Step 2: Describe what you see (only what matters)
Start with the core subject and action. Avoid long, poetic descriptions. Focus on what a user needs to know.
Step 3: Add key details that support the page topic
If the page is about a specific item or place, include that context when it is truly shown in the image.
Step 4: Keep it short and clear
A common target is under 125 characters, but clarity is more important than a strict limit. Do not stuff keywords.
Step 5: Skip phrases like "image of" or "picture of"
Screen readers already announce that it is an image. Jump straight into the description.
Examples: good vs. weak image descriptions
Here are a few quick comparisons you can copy as a model.
Example A: Product photo
- Weak: "Shoes"
- Better: "Black trail running shoes with rugged sole, side view"
Example B: Team photo
- Weak: "Our team"
- Better: "Five customer support agents smiling in an office, wearing headsets"
Example C: Chart
- Weak: "Sales chart"
- Better: "Bar chart showing Q1 sales rising from $20k in January to $45k in March"
How "text for image" fits into your content workflow
Many teams treat image descriptions as an afterthought. A better approach is to build them into your publishing checklist. If you do this, you will avoid missing alt text and you will keep a steady quality level across the site.

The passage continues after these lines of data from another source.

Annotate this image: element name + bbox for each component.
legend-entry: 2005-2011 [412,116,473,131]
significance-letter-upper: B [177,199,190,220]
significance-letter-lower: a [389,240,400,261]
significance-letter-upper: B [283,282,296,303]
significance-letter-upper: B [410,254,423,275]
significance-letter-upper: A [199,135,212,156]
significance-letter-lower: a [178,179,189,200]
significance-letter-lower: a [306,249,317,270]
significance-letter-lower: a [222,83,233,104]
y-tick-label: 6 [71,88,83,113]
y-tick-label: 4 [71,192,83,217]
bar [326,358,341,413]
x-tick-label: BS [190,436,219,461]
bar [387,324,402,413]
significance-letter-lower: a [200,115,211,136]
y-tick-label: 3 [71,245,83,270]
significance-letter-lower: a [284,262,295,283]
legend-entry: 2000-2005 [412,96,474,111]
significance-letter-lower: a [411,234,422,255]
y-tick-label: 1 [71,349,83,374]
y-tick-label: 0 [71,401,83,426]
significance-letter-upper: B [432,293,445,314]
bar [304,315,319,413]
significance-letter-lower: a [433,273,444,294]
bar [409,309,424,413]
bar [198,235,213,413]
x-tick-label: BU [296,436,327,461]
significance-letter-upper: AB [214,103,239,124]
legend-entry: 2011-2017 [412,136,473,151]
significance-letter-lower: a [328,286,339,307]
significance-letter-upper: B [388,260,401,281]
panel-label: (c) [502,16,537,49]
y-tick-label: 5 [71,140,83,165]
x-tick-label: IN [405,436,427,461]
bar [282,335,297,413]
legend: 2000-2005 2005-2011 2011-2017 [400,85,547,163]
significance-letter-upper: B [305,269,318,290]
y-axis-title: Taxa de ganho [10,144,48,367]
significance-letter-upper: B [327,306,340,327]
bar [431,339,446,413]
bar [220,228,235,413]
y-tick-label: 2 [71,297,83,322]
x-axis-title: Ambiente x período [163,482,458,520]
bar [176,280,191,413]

Here is a simple workflow:
- Before upload: rename the file using plain words (use hyphens, not spaces).
- During upload: write alt text using the 5-step rule above.

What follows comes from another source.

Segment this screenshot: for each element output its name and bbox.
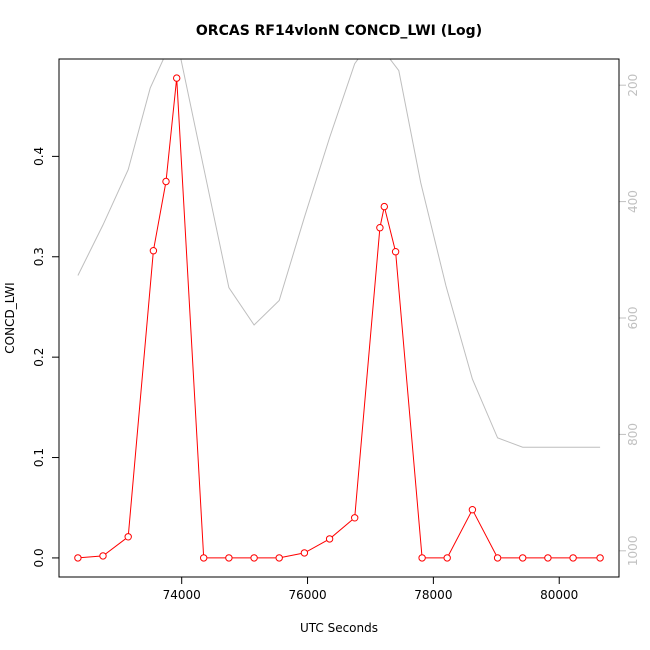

- After publish: spot-check key pages, especially product pages and top blog posts.
- Every quarter: run an accessibility or SEO audit to find missing or duplicate alt text.

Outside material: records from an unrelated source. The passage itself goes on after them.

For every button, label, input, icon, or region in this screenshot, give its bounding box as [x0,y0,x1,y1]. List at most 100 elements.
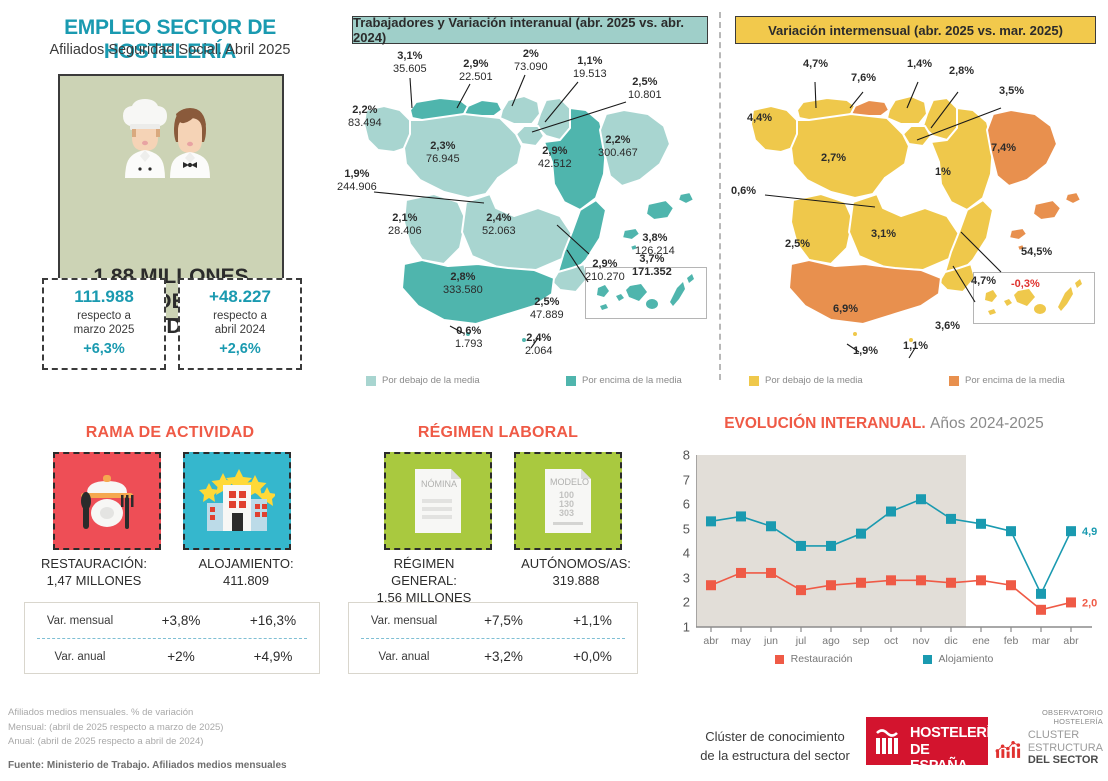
chart-x-tick-label: ago [822,635,840,647]
chart-title-years: Años 2024-2025 [930,415,1044,432]
map-label-andalucia: 2,8% 333.580 [443,271,483,296]
chart-data-point [916,494,926,505]
chart-data-point [856,577,866,588]
chart-data-point [706,580,716,591]
map2-label-castillamancha: 3,1% [871,228,897,240]
restaurant-icon [81,475,134,529]
chart-data-point [796,585,806,596]
chart-x-tick-label: abr [1063,635,1079,647]
hosteleria-logo-line2: DE ESPAÑA [910,742,968,774]
chart-legend-restauracion: Restauración [774,653,853,665]
chart-data-point [976,518,986,529]
chart-y-tick-label: 7 [682,472,690,488]
map-label-castillamancha: 2,4% 52.063 [482,212,516,237]
svg-text:303: 303 [559,508,574,518]
footer-note-0: Afiliados medios mensuales. % de variaci… [8,707,194,718]
chart-x-tick-label: jul [795,635,807,647]
chart-data-point [1006,580,1016,591]
variation-annual-label: respecto a abril 2024 [213,310,267,337]
cluster-text: Clúster de conocimiento de la estructura… [700,729,850,763]
chart-y-tick-label: 1 [682,619,690,635]
chart-end-label: 2,0 [1082,597,1097,609]
chart-y-tick-label: 8 [682,447,690,463]
chart-data-point [766,521,776,532]
map-monthly-canarias-inset [973,272,1095,324]
chart-legend-swatch-restauracion [774,654,784,664]
map2-label-galicia: 4,4% [747,112,773,124]
regimen-row1-label: Var. anual [378,650,430,663]
map-label-castillaleon: 2,3% 76.945 [426,140,460,165]
chart-y-tick-label: 5 [682,521,690,537]
rama-row0-v2: +16,3% [249,613,297,628]
cluster-logo-line2: ESTRUCTURA [1027,741,1103,754]
page-subtitle: Afiliados Seguridad Social. Abril 2025 [49,42,291,58]
legend-below-annual: Por debajo de la media [366,375,566,386]
regimen-title: RÉGIMEN LABORAL [417,424,579,441]
map2-label-castillaleon: 2,7% [821,152,847,164]
chart-data-point [826,580,836,591]
hosteleria-de-espana-logo[interactable]: HOSTELERÍA DE ESPAÑA [866,717,1001,774]
chart-data-point [706,516,716,527]
chart-legend: Restauración Alojamiento [660,653,1108,665]
regimen-general-caption: RÉGIMEN GENERAL: 1,56 MILLONES [376,556,472,605]
chart-data-point [856,528,866,539]
footer-note-2: Anual: (abril de 2025 respecto a abril d… [8,736,204,748]
map2-label-cataluna: 7,4% [991,142,1017,154]
observatorio-logo[interactable]: OBSERVATORIO HOSTELERÍA CLUSTER ESTRUCTU… [995,708,1103,767]
chart-data-point [796,540,806,551]
map-label-madrid: 1,9% 244.906 [337,168,377,193]
rama-title: RAMA DE ACTIVIDAD [85,424,255,441]
map2-label-larioja: 3,5% [999,85,1025,97]
chart-data-point [886,506,896,517]
map-monthly-panel: Variación intermensual (abr. 2025 vs. ma… [723,0,1108,400]
variation-annual-pct: +2,6% [219,340,261,357]
hotel-tile [183,452,291,550]
chart-data-point [1066,597,1076,608]
chart-x-tick-label: feb [1003,635,1019,647]
chart-data-point [1066,526,1076,537]
chart-axes [696,455,1092,628]
map2-label-asturias: 7,6% [851,72,877,84]
legend-swatch-above-monthly [949,375,959,386]
footer-notes: Afiliados medios mensuales. % de variaci… [8,706,223,750]
page-title: EMPLEO SECTOR DE HOSTELERÍA [64,16,276,63]
map2-label-extremadura: 2,5% [785,238,811,250]
map2-label-aragon: 1% [935,166,951,178]
variation-monthly-label: respecto a marzo 2025 [73,310,135,337]
rama-row1-label: Var. anual [54,650,106,663]
cluster-logo-line1: CLUSTER [1027,729,1080,741]
map-annual-panel: Trabajadores y Variación interanual (abr… [337,0,720,400]
footer-note-1: Mensual: (abril de 2025 respecto a marzo… [8,721,224,733]
map2-label-navarra: 2,8% [949,65,975,77]
table-row: Var. mensual +7,5% +1,1% [349,603,637,638]
chart-data-point [736,567,746,578]
tax-form-title-text: MODELO [550,477,589,487]
map-annual-legend: Por debajo de la media Por encima de la … [366,375,710,386]
chart-y-tick-label: 6 [682,496,690,512]
map2-label-murcia: 3,6% [935,320,961,332]
variation-annual-number: +48.227 [209,287,271,306]
footer-source: Fuente: Ministerio de Trabajo. Afiliados… [8,760,287,771]
restaurant-tile [53,452,161,550]
chart-x-tick-label: nov [912,635,930,647]
rama-row1-v1: +2% [167,649,195,664]
chart-x-tick-label: oct [883,635,899,647]
legend-above-monthly: Por encima de la media [949,375,1065,386]
map-annual-canarias-inset [585,267,707,319]
legend-swatch-above-annual [566,375,576,386]
hosteleria-logo-line1: HOSTELERÍA [910,725,1001,741]
regimen-tiles: NÓMINA MODELO 100 130 303 [358,452,648,550]
hotel-icon [199,469,275,531]
map2-label-ceuta: 1,9% [853,345,879,357]
chart-data-point [1036,604,1046,615]
map2-label-melilla: 1,1% [903,340,929,352]
chart-end-label: 4,9 [1082,526,1097,538]
rama-table-divider [37,638,307,639]
legend-swatch-below-monthly [749,375,759,386]
variation-boxes: 111.988 respecto a marzo 2025 +6,3% +48.… [42,278,302,370]
chart-y-tick-label: 2 [682,594,690,610]
canarias-shapes-monthly [985,279,1082,315]
rama-tiles [22,452,322,550]
chart-y-tick-label: 3 [682,570,690,586]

When you make text for image part of your process, your site becomes easier to use, easier to scan, and easier to discover.
Tools and tips to speed up the work
You do not need expensive tools to write strong image text, but a few helpers can save time.
- CMS checks: Many platforms can remind you when alt text is empty.
- Browser extensions: Accessibility checkers can highlight missing alt attributes.
- Templates: Create a small library of patterns for common images (team photos, product angles, charts).
- Style guide: Decide on tone and format (for example: no periods, or always include color only when important).
Common mistakes to avoid
- Keyword stuffing: Alt text should help humans first. Search engines reward clarity, not repetition.
- Copy-paste duplicates: If many images have the same alt text, it becomes less useful.
- Missing context: A photo might show a "laptop", but if the page is about remote work, say "person working remotely on a laptop at home" (only if visible).
- Describing decorative images: If it adds no meaning, keep alt empty.
Quick checklist you can reuse
- Does the image need alt text (or is it decorative)?
- Is the description specific and accurate?
- Is it short and easy to understand?
- Does it match the page goal?
- Did you also add a helpful caption when needed?
Conclusion
Strong image descriptions are not hard, but they do require a clear method. If you follow the steps above, your site will be more accessible, your content will feel more complete, and your images can perform better in search. Start small: update your top pages first, then build a habit so every new post includes quality text for image.